El 14 de abril de este año obtuvo el régimen de semilibertad, que le permite salir para desarrollar una actividad laboral en una pizzería que funciona en su domicilio de Realicó. Está autorizado a trabajar entre las 10 y las 20 horas y luego debe regresar al lugar donde cumple la detención.
La discusión por la curatela
El conflicto judicial surgió a partir de un planteo de la Fiscalía para que Ale iniciara el trámite de una curatela en los términos del artículo 12 del Código Penal. Esa norma establece una serie de restricciones civiles para las personas condenadas a penas de prisión superiores a tres años.
Trombicki rechazó el pedido y posteriormente el TIP confirmó esa decisión. Los jueces entendieron que debía analizarse la situación concreta del condenado y consideraron contradictorio habilitarlo para trabajar fuera del establecimiento penitenciario, sin supervisión y en condiciones similares a las de una persona en libertad, y al mismo tiempo exigirle un curador para administrar sus asuntos.

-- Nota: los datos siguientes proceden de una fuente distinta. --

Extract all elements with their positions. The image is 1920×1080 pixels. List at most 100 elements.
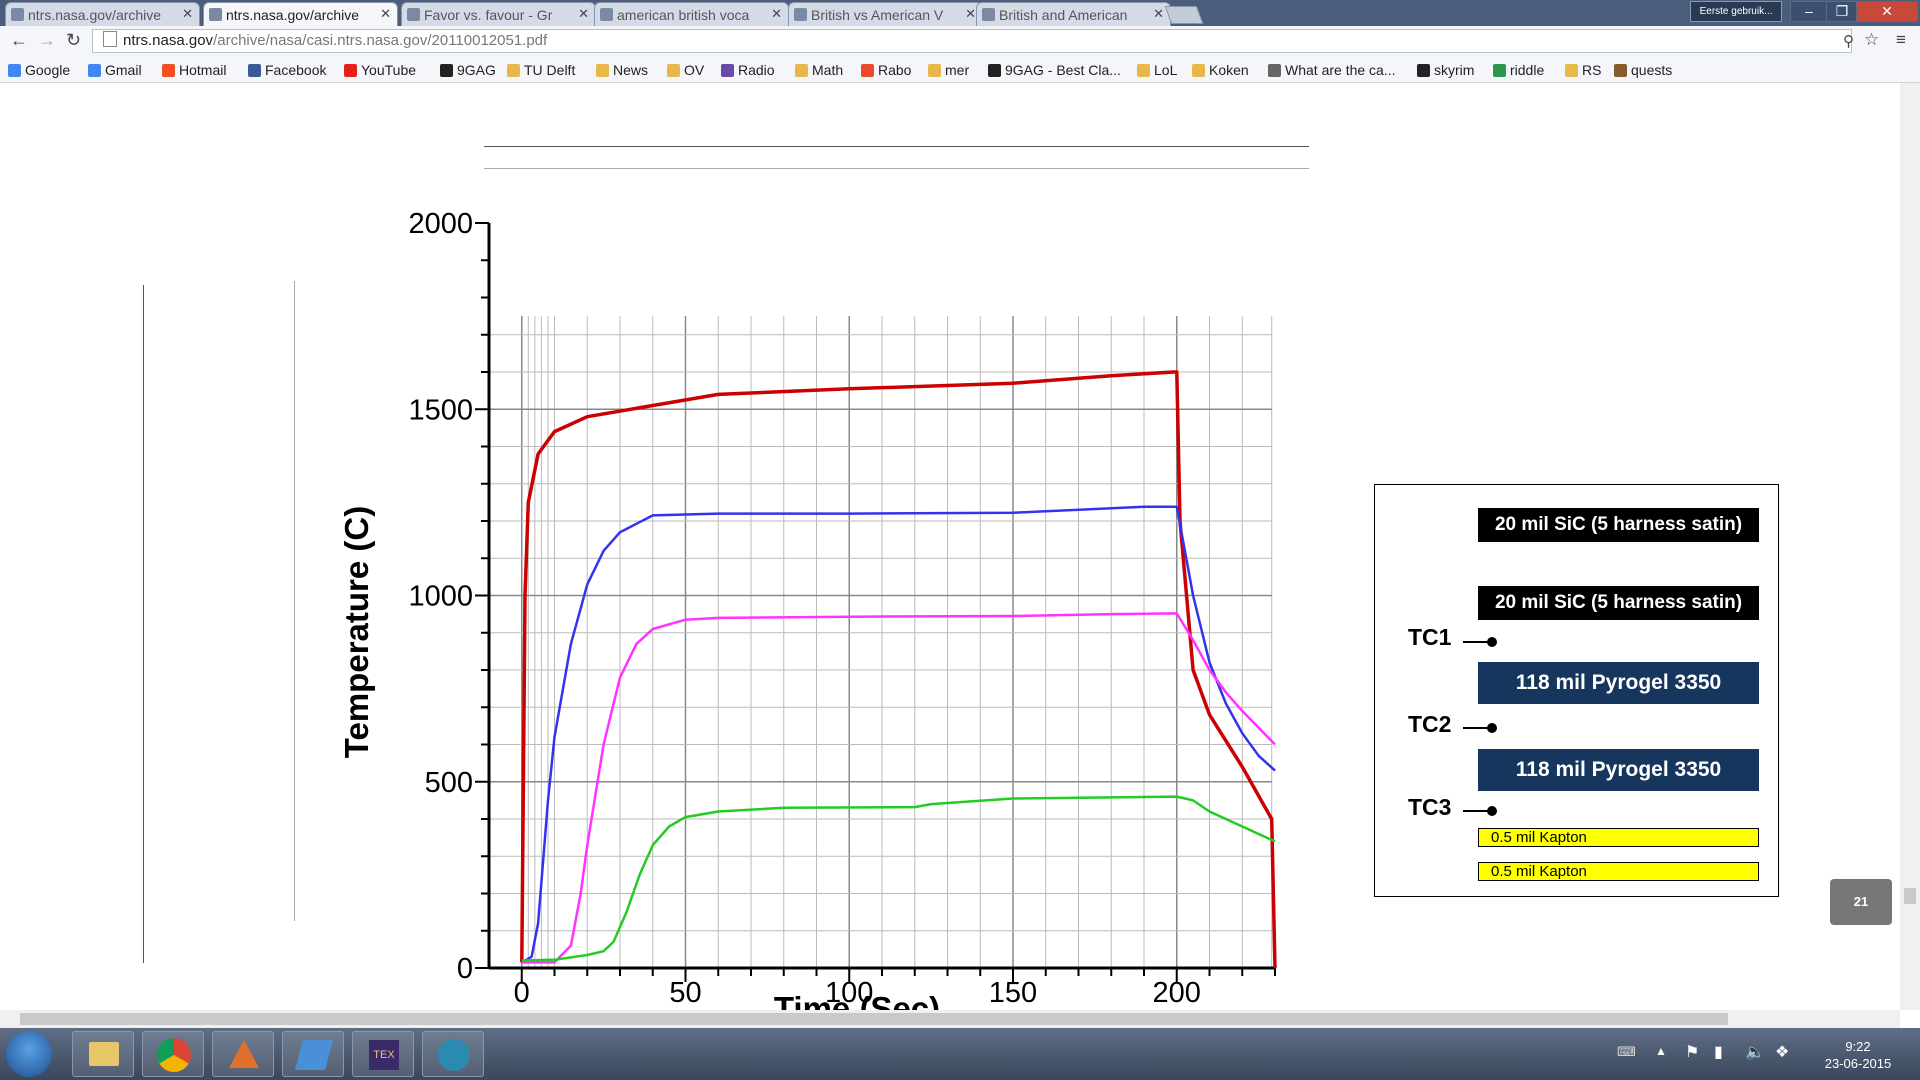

El TIP también tuvo en cuenta las características de la actividad que desarrolla Ale y los avances tecnológicos que actualmente facilitan distintas operaciones comerciales. En ese contexto, consideró que imponer la curatela carecía de una utilidad práctica en este caso.
La Fiscalía llevó la discusión al STJ. Rodríguez sostuvo que el artículo 12 se encuentra vigente y resulta aplicable a Ale porque recibió una pena superior a tres años. Cuestionó que los tribunales inferiores hubieran dejado de aplicarlo sin declarar previamente su inconstitucionalidad.
Según la representante del Ministerio Público Fiscal, los jueces crearon de esa manera una excepción no contemplada por el legislador y reemplazaron la normativa vigente por consideraciones vinculadas a la conveniencia de exigir o no la curatela.
El rechazo del STJ
La Sala B, sin embargo, ni siquiera habilitó una nueva revisión del fondo de la controversia. Consideró que el TIP había brindado razones suficientes para sostener su resolución y que los argumentos planteados por la Fiscalía ante el máximo tribunal provincial eran sustancialmente los mismos que ya habían sido analizados.
El STJ recordó además que la casación constituye un recurso extraordinario y no puede utilizarse como una nueva instancia para volver a discutir cuestiones ya revisadas.
Los jueces señalaron que la Fiscalía expresó su discrepancia con el criterio adoptado, pero no desarrolló de manera suficiente una cuestión constitucional que permitiera habilitar la intervención de la Sala.
Incluso repararon en que la propia fiscal había sostenido que el fallo llegaba, en los hechos, al mismo resultado que una declaración de inconstitucionalidad sin realizar ese procedimiento. Para el STJ, ese planteo apuntaba más al modo en que había procedido el TIP que a demostrar un agravio concreto sobre la decisión.